Monday, 04-02-2019 | 04:56 am

MDN
Pertama Kali Dalam 1 Abad, Banjir Landa Timur Laut Australia [ist]

Jakarta, Inako –

Ribuan orang dilaporkan mengungsi menhusul terjadinya banjir bandang yang melanda wilayah Timur Laut Australia, Minggu (3/2/19). Banjir itu tercatat sebagai yan terbesar dalam sejarah di wilayah timut laut negara itu. Pihak BMKG setempat mengingatkan bahwa daam bebebrapa hari ke depan, angin tornado diperkirakan akan melintasi wilayah itu sehingga diperkirakan memaksa ribuan orang meninggalkan rumah penduduk di Townsville, Queensland.

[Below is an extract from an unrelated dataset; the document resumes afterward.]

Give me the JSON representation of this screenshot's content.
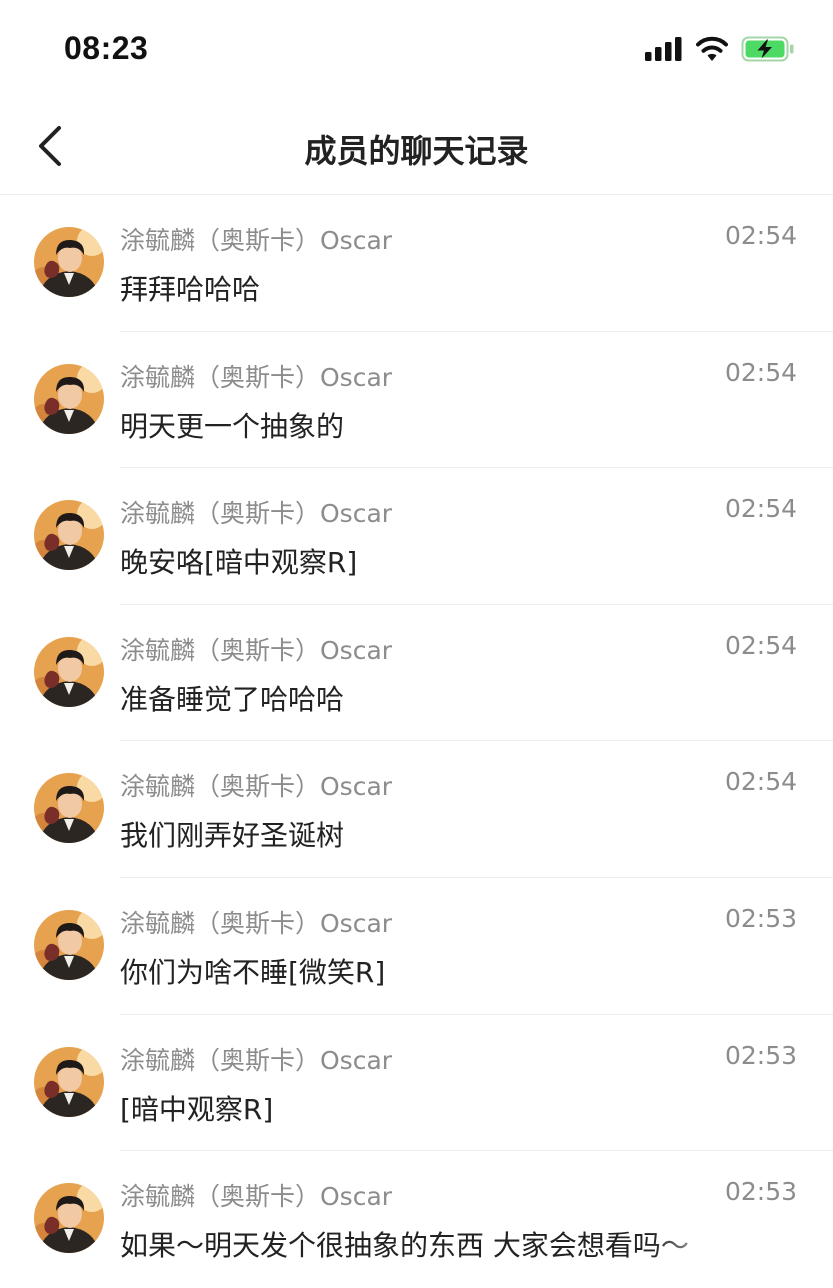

Mengutip AFP, Minggu (3/2), Bruce Gunn, Manager Meteorologi wilayah setempat mengatakan, banjir juga telah memutus aliran listrik. Cuaca yang lebih parah dapat memicu tornado, dan merendam 20 ribu unit rumah penduduk. 

"Ini (banjir) pada dasarnya bukan hanya satu dalam 20 tahun, tapi dalam 100 tahun," ujar Perdana Menteri Queensland Annastacia Palaszczuk, kemarin, ketika mengorder para tentara militer untuk mengirimkan puluhan ribu karung pasir ke penduduk yang terkena bencana banjir. 

Biro Meteorologi menyebut palung monsun bergerak lambat di atas tanah Queensland. Akibatnya, beberapa daerah akan menerima hujan lebih dari setahun sebelum kondisi ini mereda. 

Ahli Meteorologi Adam Blazak mengungkapkan hujan deras akan mengguyur hingga Kamis, 6 Februari malam. Artinya, banjir akan membutuhkan waktu lebih lama untuk surut. 

Wilayah Queensland menerima rata-rata 2.000 milimiter hujan setiap tahun. Kota Ingham, utara Townsville, disebut menerima 506 mm huan dalam 24 jam terakhir antara Sabtu-Minggu. 

"Saya belum pernah melihat yang seperti ini. Volume airnya luar biasa. Lantai bawah hilang, lemari es dan freezer mengambang. Lima atau enam anak tangga lagi juga hilang," kata salah satu penduduk Townsville, Chris Brookehouse.